Las Vegas Sun

April 23, 2024

Ad exec discusses success, strife of LV spots

Former NFL running back Ricky Williams, whose sudden retirement in July in the midst of a multimillion-dollar contract sent the Miami Dolphins into an irreversible tailspin in the 2004 football season, was nearly hired to pitch Las Vegas in a "What happens here, stays here" television ad.

Randy Snow, one of the creative leaders of R&R Partners' wildly successful ad campaign, related the story in an appearance at a Las Vegas Advertising Federation lunch on Thursday.

"Ricky had agreed to do it and we had it set up with his agent," Snow said.

Snow said the script for the ad, part of a series of provocative and humorous television spots designed to encourage travel to Las Vegas by hinting and winking at the naughty side of tourist behavior, would have featured Williams addressing a press conference at which journalists are peppering him with questions about his disappearance from the league.

One of the prominent questions related to what he had been doing with his time away, and the ad would have ended with the "what happens here, stays here" tag.

Snow explained that the concept was developed after the Las Vegas Convention and Visitors Authority was invited by Fox Network affiliates to purchase spots on a market-by-market basis during the 2005 Super Bowl broadcast.

But when the concept was explained to Fox officials, they feared reprisals from the NFL, which has attempted to ban Las Vegas from airing its ads during the league's championship game.

Instead, R&R offered an ad titled "Punch Drunk," another sports-themed placement in which a battered boxer is asked by his trainer whether he remembers where he is or what he did the previous night. When the boxer says no, the trainer grins and declares, "He's all right."

Fox officials gave that ad the green light and it ran in seven markets during the game.

In his presentation Thursday, Snow described the stormy relationship Las Vegas has had with the NFL.

It started in 2002 when R&R began gearing up an ad campaign, planning a debut at the 2003 Super Bowl game. Although ABC -- the television network that broadcast the game that year -- approved the ads, the NFL said any spot having to do with Las Vegas would be banned because the league feared that any reference to gambling would tarnish the reputation of the game.

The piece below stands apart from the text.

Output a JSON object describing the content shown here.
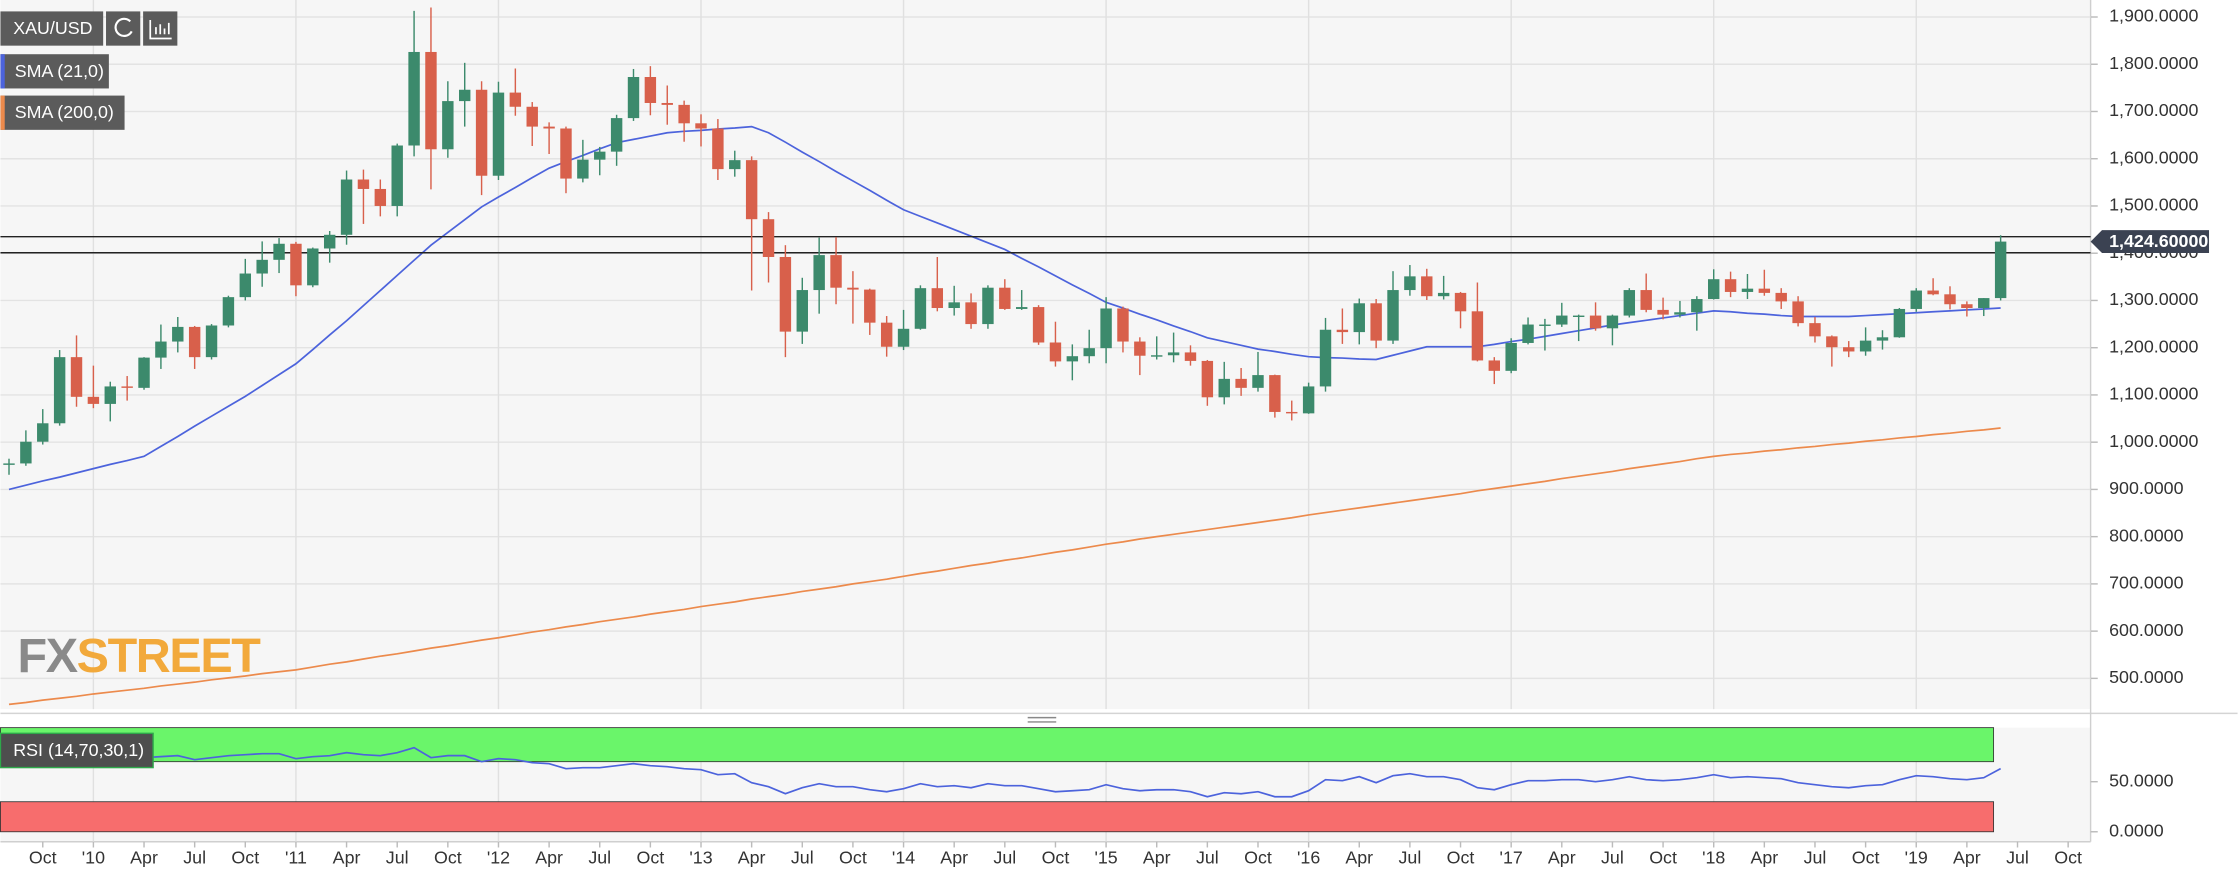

The ad ban backfired on the NFL as commentators from coast to coast weighed in on the ads no one would see. Mayor Oscar Goodman, a member of the LVCVA board of directors, was a frequent guest on national talk shows and every program that ran the story showed the ads -- for free. R&R estimated that Las Vegas had received about $6 million to $8 million in free publicity as a result of the feud.

"What happens here, stays here," became a national phenomenon with late-night talk show host Jay Leno made repeated jokes using the tag as a punch line. Several television dramas and sitcoms borrowed the line in some fashion, Billy Crystal used it during the Oscar telecast and even the Wheel of Fortune game show used the slogan as one of its puzzles. R&R now simply refers to it as "WHHSH."

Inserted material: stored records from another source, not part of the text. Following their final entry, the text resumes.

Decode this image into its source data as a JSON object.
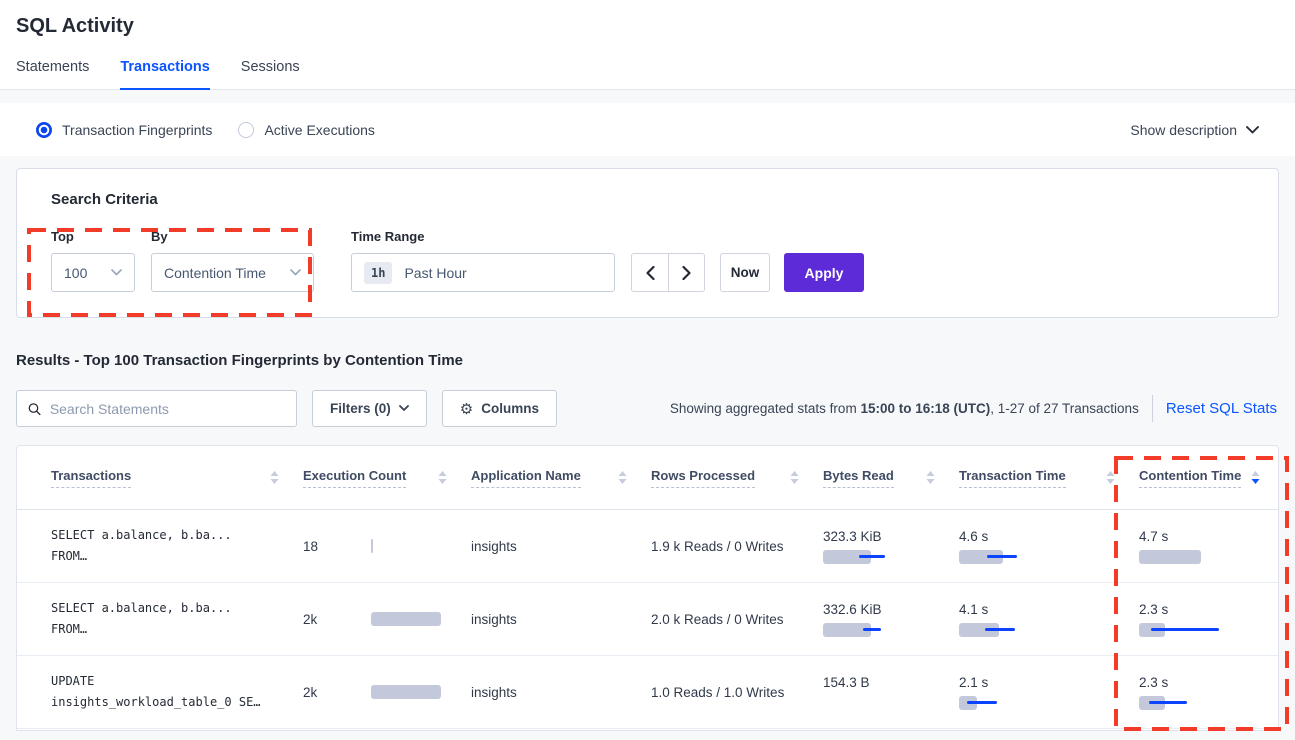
{
  "page": {
    "title": "SQL Activity"
  },
  "tabs": [
    {
      "label": "Statements"
    },
    {
      "label": "Transactions"
    },
    {
      "label": "Sessions"
    }
  ],
  "view_toggle": {
    "fingerprints_label": "Transaction Fingerprints",
    "active_executions_label": "Active Executions",
    "show_description_label": "Show description"
  },
  "search_criteria": {
    "heading": "Search Criteria",
    "top_label": "Top",
    "top_value": "100",
    "by_label": "By",
    "by_value": "Contention Time",
    "time_range_label": "Time Range",
    "time_range_badge": "1h",
    "time_range_value": "Past Hour",
    "now_label": "Now",
    "apply_label": "Apply"
  },
  "results": {
    "heading": "Results - Top 100 Transaction Fingerprints by Contention Time",
    "search_placeholder": "Search Statements",
    "filters_label": "Filters (0)",
    "columns_label": "Columns",
    "stats_prefix": "Showing aggregated stats from ",
    "stats_range": "15:00 to 16:18 (UTC)",
    "stats_suffix": ", 1-27 of 27 Transactions",
    "reset_label": "Reset SQL Stats"
  },
  "table": {
    "columns": [
      "Transactions",
      "Execution Count",
      "Application Name",
      "Rows Processed",
      "Bytes Read",
      "Transaction Time",
      "Contention Time"
    ],
    "sort": {
      "column": "Contention Time",
      "direction": "desc"
    },
    "rows": [
      {
        "transaction_line1": "SELECT a.balance, b.ba...",
        "transaction_line2": "FROM…",
        "execution_count": "18",
        "application_name": "insights",
        "rows_processed": "1.9 k Reads / 0 Writes",
        "bytes_read": "323.3 KiB",
        "transaction_time": "4.6 s",
        "contention_time": "4.7 s",
        "bars": {
          "execution": {
            "bar": 2
          },
          "bytes_read": {
            "bar": 48,
            "line": [
              36,
              62
            ]
          },
          "transaction_time": {
            "bar": 44,
            "line": [
              28,
              58
            ]
          },
          "contention_time": {
            "bar": 62
          }
        }
      },
      {
        "transaction_line1": "SELECT a.balance, b.ba...",
        "transaction_line2": "FROM…",
        "execution_count": "2k",
        "application_name": "insights",
        "rows_processed": "2.0 k Reads / 0 Writes",
        "bytes_read": "332.6 KiB",
        "transaction_time": "4.1 s",
        "contention_time": "2.3 s",
        "bars": {
          "execution": {
            "bar": 70
          },
          "bytes_read": {
            "bar": 48,
            "line": [
              40,
              58
            ]
          },
          "transaction_time": {
            "bar": 40,
            "line": [
              26,
              56
            ]
          },
          "contention_time": {
            "bar": 26,
            "line": [
              12,
              80
            ]
          }
        }
      },
      {
        "transaction_line1": "UPDATE",
        "transaction_line2": "insights_workload_table_0 SE…",
        "execution_count": "2k",
        "application_name": "insights",
        "rows_processed": "1.0 Reads / 1.0 Writes",
        "bytes_read": "154.3 B",
        "transaction_time": "2.1 s",
        "contention_time": "2.3 s",
        "bars": {
          "execution": {
            "bar": 70
          },
          "transaction_time": {
            "bar": 18,
            "line": [
              8,
              38
            ]
          },
          "contention_time": {
            "bar": 26,
            "line": [
              10,
              48
            ]
          }
        }
      }
    ]
  },
  "icons": {
    "gear": "⚙"
  },
  "colors": {
    "accent_blue": "#0a55ff",
    "apply_purple": "#5e2bd9",
    "bar_gray": "#c3c9da",
    "bar_blue": "#0b43ff",
    "annotation_red": "#f23b28"
  }
}
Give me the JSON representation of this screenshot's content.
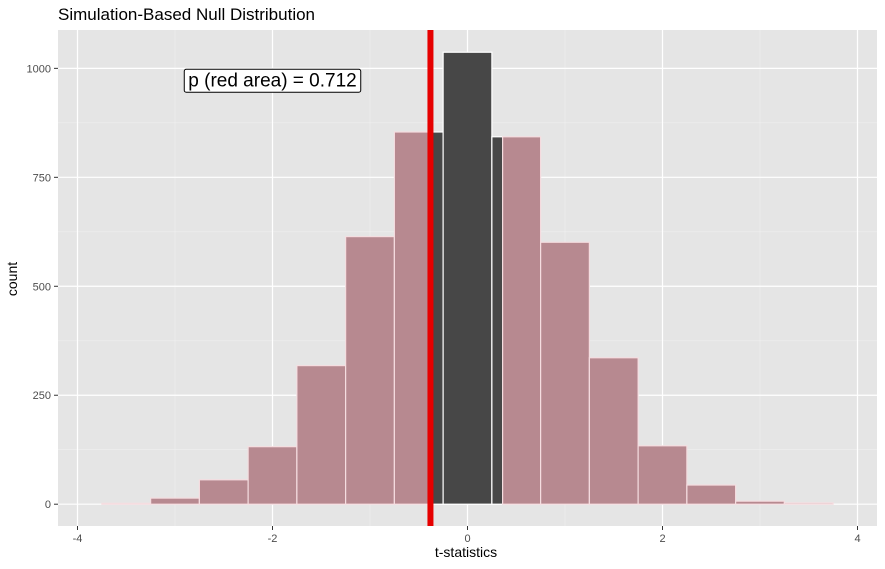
{
  "chart_data": {
    "type": "bar",
    "title": "Simulation-Based Null Distribution",
    "xlabel": "t-statistics",
    "ylabel": "count",
    "xlim": [
      -4.0,
      4.0
    ],
    "ylim": [
      0,
      1000
    ],
    "x_ticks": [
      -4,
      -2,
      0,
      2,
      4
    ],
    "y_ticks": [
      0,
      250,
      500,
      750,
      1000
    ],
    "grid": true,
    "bin_width": 0.5,
    "bins": [
      {
        "x_start": -3.75,
        "x_end": -3.25,
        "count": 2,
        "shaded": true
      },
      {
        "x_start": -3.25,
        "x_end": -2.75,
        "count": 14,
        "shaded": true
      },
      {
        "x_start": -2.75,
        "x_end": -2.25,
        "count": 56,
        "shaded": true
      },
      {
        "x_start": -2.25,
        "x_end": -1.75,
        "count": 132,
        "shaded": true
      },
      {
        "x_start": -1.75,
        "x_end": -1.25,
        "count": 318,
        "shaded": true
      },
      {
        "x_start": -1.25,
        "x_end": -0.75,
        "count": 614,
        "shaded": true
      },
      {
        "x_start": -0.75,
        "x_end": -0.36,
        "count": 854,
        "shaded": true
      },
      {
        "x_start": -0.36,
        "x_end": -0.25,
        "count": 854,
        "shaded": false
      },
      {
        "x_start": -0.25,
        "x_end": 0.25,
        "count": 1037,
        "shaded": false
      },
      {
        "x_start": 0.25,
        "x_end": 0.36,
        "count": 843,
        "shaded": false
      },
      {
        "x_start": 0.36,
        "x_end": 0.75,
        "count": 843,
        "shaded": true
      },
      {
        "x_start": 0.75,
        "x_end": 1.25,
        "count": 601,
        "shaded": true
      },
      {
        "x_start": 1.25,
        "x_end": 1.75,
        "count": 336,
        "shaded": true
      },
      {
        "x_start": 1.75,
        "x_end": 2.25,
        "count": 134,
        "shaded": true
      },
      {
        "x_start": 2.25,
        "x_end": 2.75,
        "count": 44,
        "shaded": true
      },
      {
        "x_start": 2.75,
        "x_end": 3.25,
        "count": 7,
        "shaded": true
      },
      {
        "x_start": 3.25,
        "x_end": 3.75,
        "count": 3,
        "shaded": true
      }
    ],
    "observed_stat": -0.38,
    "annotation": {
      "text": "p (red area) = 0.712",
      "x": -2.0,
      "y": 975
    },
    "colors": {
      "panel_background": "#e5e5e5",
      "grid_major": "#ffffff",
      "grid_minor": "#f0f0f0",
      "bar_unshaded": "#474747",
      "bar_unshaded_border": "#ffffff",
      "bar_shaded": "#b78990",
      "bar_shaded_border": "#f5dde0",
      "observed_line": "#e60000",
      "tick_text": "#4d4d4d",
      "tick_mark": "#333333"
    }
  }
}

For the 2004 Super Bowl, Las Vegas went to the NFL again, Snow said, and once again the city was rejected. R&R responded by going to individual affiliates of CBS, the network that broadcast that year's game. Despite NFL warnings, the ad played on a local basis in New York, Los Angeles, Chicago, San Francisco and Dallas, five key Las Vegas feeder markets.

R&R departed from the WHHSH concept with an ad proclaiming that it would be more exciting and fun in Las Vegas than in the Super Bowl's host city of Houston.

But the NFL fired its own salvo in the battle. The league cracked down on local resorts, saying they could not charge an admission fee to their traditional Super Bowl parties, placing a limit on the screen size that could be used for showing the game and even forbidding businesses from using the words "Super Bowl" in their own promotional materials.

The post-game gnashing of teeth over the brouhaha was overshadowed by Janet Jackson's wardrobe malfunction controversy, and the issue quietly died.

For the 2005 game, R&R wasn't even going to go to Fox with the ads. But prior to the game, individual Fox affiliates approached the agency and R&R responded with the Ricky Williams proposal and, eventually, the "Punch Drunk" ad.

Snow said he isn't sure how long the WHHSH ads will remain popular.

"We've had experts tell us that if we don't get 10 years out of this, something's wrong," Snow said.

R&R and its team have developed 14 WHHSH ads. Snow said his challenge now is to keep the concept fresh.

"I guess the good news for us is that it hasn't lost any steam yet," he said.